Six months ago the most traumatic night of my life occurred. I physically can’t bring myself to go into detail because it’s too painful- and despite having a wonderful counsellor I’m still struggling to put it into words. Simply put I was (Trigger warning) raped.
The trauma I experienced has changed my entire life. Despite being an anxious person previously my life is now consumed by anxiety. As a result I have had dramatic hair loss, my immune system is weak and I look as damaged as I feel. I know this seems superficial- but it feels unfair that dealing with awful hair loss and physical impact is a painful addition to awful anxiety, flash backs, mood swings and an overall sense of helplessness.
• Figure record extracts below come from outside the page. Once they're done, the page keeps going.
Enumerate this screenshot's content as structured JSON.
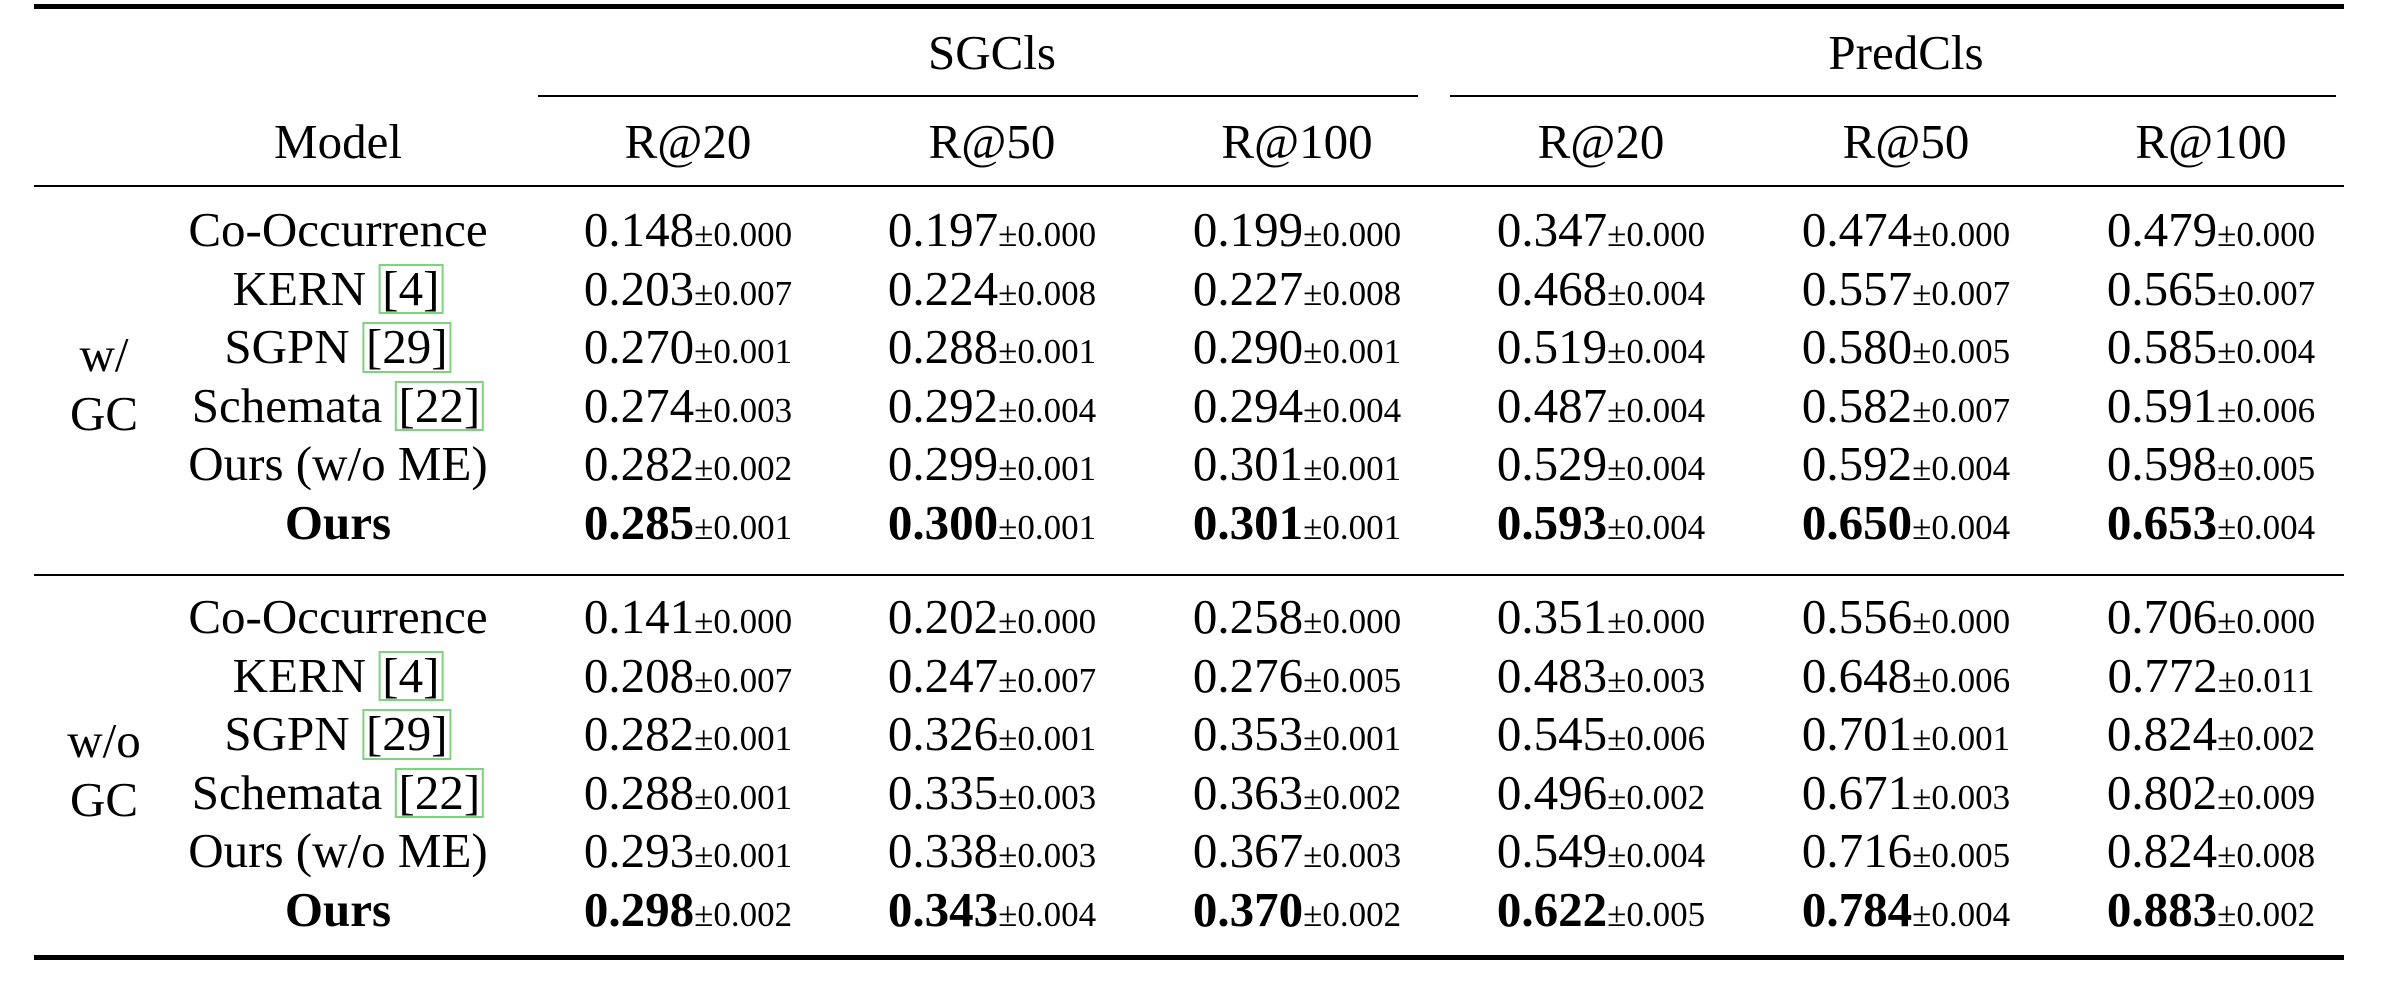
{
  "table": {
    "groups": [
      {
        "label": "SGCls",
        "columns": [
          "R@20",
          "R@50",
          "R@100"
        ]
      },
      {
        "label": "PredCls",
        "columns": [
          "R@20",
          "R@50",
          "R@100"
        ]
      }
    ],
    "model_header": "Model",
    "sections": [
      {
        "group_line1": "w/",
        "group_line2": "GC",
        "rows": [
          {
            "model": "Co-Occurrence",
            "cite": "",
            "bold": false,
            "values": [
              [
                "0.148",
                "±0.000"
              ],
              [
                "0.197",
                "±0.000"
              ],
              [
                "0.199",
                "±0.000"
              ],
              [
                "0.347",
                "±0.000"
              ],
              [
                "0.474",
                "±0.000"
              ],
              [
                "0.479",
                "±0.000"
              ]
            ]
          },
          {
            "model": "KERN ",
            "cite": "4",
            "bold": false,
            "values": [
              [
                "0.203",
                "±0.007"
              ],
              [
                "0.224",
                "±0.008"
              ],
              [
                "0.227",
                "±0.008"
              ],
              [
                "0.468",
                "±0.004"
              ],
              [
                "0.557",
                "±0.007"
              ],
              [
                "0.565",
                "±0.007"
              ]
            ]
          },
          {
            "model": "SGPN ",
            "cite": "29",
            "bold": false,
            "values": [
              [
                "0.270",
                "±0.001"
              ],
              [
                "0.288",
                "±0.001"
              ],
              [
                "0.290",
                "±0.001"
              ],
              [
                "0.519",
                "±0.004"
              ],
              [
                "0.580",
                "±0.005"
              ],
              [
                "0.585",
                "±0.004"
              ]
            ]
          },
          {
            "model": "Schemata ",
            "cite": "22",
            "bold": false,
            "values": [
              [
                "0.274",
                "±0.003"
              ],
              [
                "0.292",
                "±0.004"
              ],
              [
                "0.294",
                "±0.004"
              ],
              [
                "0.487",
                "±0.004"
              ],
              [
                "0.582",
                "±0.007"
              ],
              [
                "0.591",
                "±0.006"
              ]
            ]
          },
          {
            "model": "Ours (w/o ME)",
            "cite": "",
            "bold": false,
            "values": [
              [
                "0.282",
                "±0.002"
              ],
              [
                "0.299",
                "±0.001"
              ],
              [
                "0.301",
                "±0.001"
              ],
              [
                "0.529",
                "±0.004"
              ],
              [
                "0.592",
                "±0.004"
              ],
              [
                "0.598",
                "±0.005"
              ]
            ]
          },
          {
            "model": "Ours",
            "cite": "",
            "bold": true,
            "values": [
              [
                "0.285",
                "±0.001"
              ],
              [
                "0.300",
                "±0.001"
              ],
              [
                "0.301",
                "±0.001"
              ],
              [
                "0.593",
                "±0.004"
              ],
              [
                "0.650",
                "±0.004"
              ],
              [
                "0.653",
                "±0.004"
              ]
            ]
          }
        ]
      },
      {
        "group_line1": "w/o",
        "group_line2": "GC",
        "rows": [
          {
            "model": "Co-Occurrence",
            "cite": "",
            "bold": false,
            "values": [
              [
                "0.141",
                "±0.000"
              ],
              [
                "0.202",
                "±0.000"
              ],
              [
                "0.258",
                "±0.000"
              ],
              [
                "0.351",
                "±0.000"
              ],
              [
                "0.556",
                "±0.000"
              ],
              [
                "0.706",
                "±0.000"
              ]
            ]
          },
          {
            "model": "KERN ",
            "cite": "4",
            "bold": false,
            "values": [
              [
                "0.208",
                "±0.007"
              ],
              [
                "0.247",
                "±0.007"
              ],
              [
                "0.276",
                "±0.005"
              ],
              [
                "0.483",
                "±0.003"
              ],
              [
                "0.648",
                "±0.006"
              ],
              [
                "0.772",
                "±0.011"
              ]
            ]
          },
          {
            "model": "SGPN ",
            "cite": "29",
            "bold": false,
            "values": [
              [
                "0.282",
                "±0.001"
              ],
              [
                "0.326",
                "±0.001"
              ],
              [
                "0.353",
                "±0.001"
              ],
              [
                "0.545",
                "±0.006"
              ],
              [
                "0.701",
                "±0.001"
              ],
              [
                "0.824",
                "±0.002"
              ]
            ]
          },
          {
            "model": "Schemata ",
            "cite": "22",
            "bold": false,
            "values": [
              [
                "0.288",
                "±0.001"
              ],
              [
                "0.335",
                "±0.003"
              ],
              [
                "0.363",
                "±0.002"
              ],
              [
                "0.496",
                "±0.002"
              ],
              [
                "0.671",
                "±0.003"
              ],
              [
                "0.802",
                "±0.009"
              ]
            ]
          },
          {
            "model": "Ours (w/o ME)",
            "cite": "",
            "bold": false,
            "values": [
              [
                "0.293",
                "±0.001"
              ],
              [
                "0.338",
                "±0.003"
              ],
              [
                "0.367",
                "±0.003"
              ],
              [
                "0.549",
                "±0.004"
              ],
              [
                "0.716",
                "±0.005"
              ],
              [
                "0.824",
                "±0.008"
              ]
            ]
          },
          {
            "model": "Ours",
            "cite": "",
            "bold": true,
            "values": [
              [
                "0.298",
                "±0.002"
              ],
              [
                "0.343",
                "±0.004"
              ],
              [
                "0.370",
                "±0.002"
              ],
              [
                "0.622",
                "±0.005"
              ],
              [
                "0.784",
                "±0.004"
              ],
              [
                "0.883",
                "±0.002"
              ]
            ]
          }
        ]
      }
    ]
  }
}
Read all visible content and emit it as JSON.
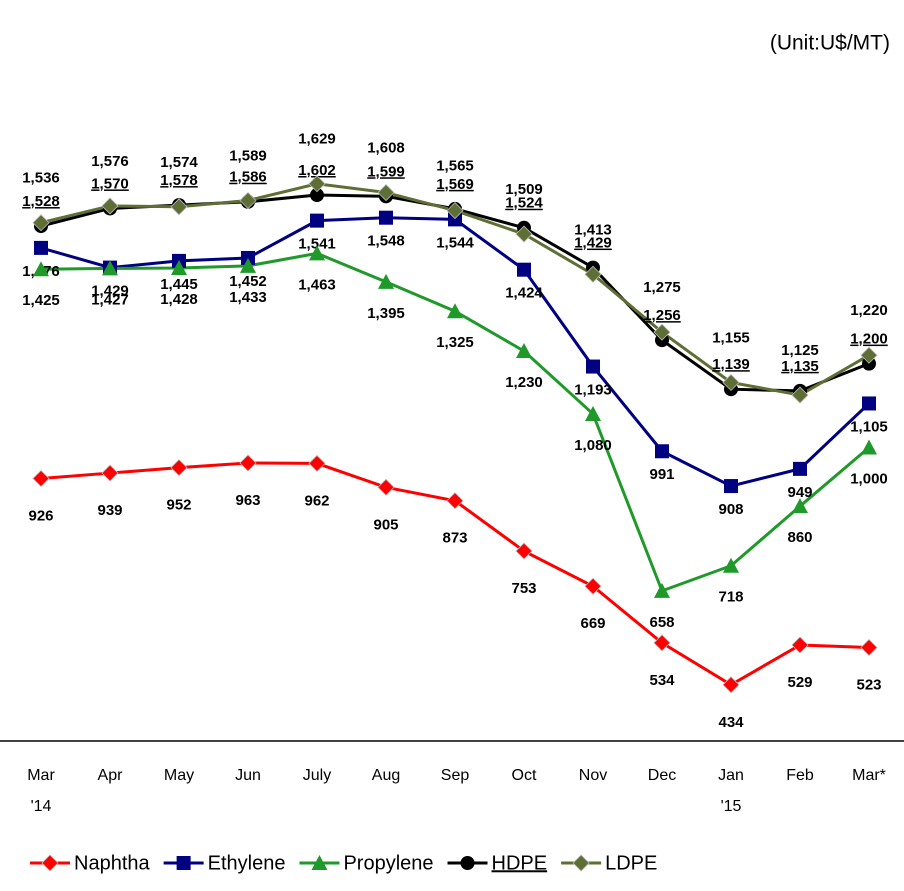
{
  "chart_data": {
    "type": "line",
    "unit": "(Unit:U$/MT)",
    "categories": [
      "Mar '14",
      "Apr",
      "May",
      "Jun",
      "July",
      "Aug",
      "Sep",
      "Oct",
      "Nov",
      "Dec",
      "Jan '15",
      "Feb",
      "Mar*"
    ],
    "ylim": [
      300,
      1750
    ],
    "series": [
      {
        "name": "Naphtha",
        "color": "#ff0000",
        "marker": "diamond",
        "values": [
          926,
          939,
          952,
          963,
          962,
          905,
          873,
          753,
          669,
          534,
          434,
          529,
          523
        ]
      },
      {
        "name": "Ethylene",
        "color": "#000080",
        "marker": "square",
        "values": [
          1476,
          1429,
          1445,
          1452,
          1541,
          1548,
          1544,
          1424,
          1193,
          991,
          908,
          949,
          1105
        ],
        "value_labels": [
          "1,476",
          "1,429",
          "1,445",
          "1,452",
          "1,541",
          "1,548",
          "1,544",
          "1,424",
          "1,193",
          "991",
          "908",
          "949",
          "1,105"
        ]
      },
      {
        "name": "Propylene",
        "color": "#1f9a2a",
        "marker": "triangle",
        "values": [
          1425,
          1427,
          1428,
          1433,
          1463,
          1395,
          1325,
          1230,
          1080,
          658,
          718,
          860,
          1000
        ],
        "value_labels": [
          "1,425",
          "1,427",
          "1,428",
          "1,433",
          "1,463",
          "1,395",
          "1,325",
          "1,230",
          "1,080",
          "658",
          "718",
          "860",
          "1,000"
        ]
      },
      {
        "name": "HDPE",
        "color": "#000000",
        "marker": "circle",
        "label_underline": true,
        "values": [
          1528,
          1570,
          1578,
          1586,
          1602,
          1599,
          1569,
          1524,
          1429,
          1256,
          1139,
          1135,
          1200
        ],
        "value_labels": [
          "1,528",
          "1,570",
          "1,578",
          "1,586",
          "1,602",
          "1,599",
          "1,569",
          "1,524",
          "1,429",
          "1,256",
          "1,139",
          "1,135",
          "1,200"
        ]
      },
      {
        "name": "LDPE",
        "color": "#5f6e35",
        "marker": "diamond",
        "values": [
          1536,
          1576,
          1574,
          1589,
          1629,
          1608,
          1565,
          1509,
          1413,
          1275,
          1155,
          1125,
          1220
        ],
        "value_labels": [
          "1,536",
          "1,576",
          "1,574",
          "1,589",
          "1,629",
          "1,608",
          "1,565",
          "1,509",
          "1,413",
          "1,275",
          "1,155",
          "1,125",
          "1,220"
        ]
      }
    ]
  }
}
I’m not entirely sure why I have come to this forum. Sometimes it feels easier to speak about these things to people I don’t know personally. I keep trying to tell myself that perhaps in a year from now the counselling (which is a gruelling process) will have paid off and I will be back to normal. I keep telling myself my hair will grow back. I keep trying to tell myself that one day I’ll be able to go on a night out without having a panic attack. Or even just for drinks with friends.
I am trying hard. I’m going to yoga. I’m eating nourishing foods. I’m going to counselling. But I don’t feel like I’m progressing. I just feel like I’m moving around in the dark.
I assume in this space many women have been through the same thing- do any of you have any advice? Any kind words- or any reassurance that one day I will be okay?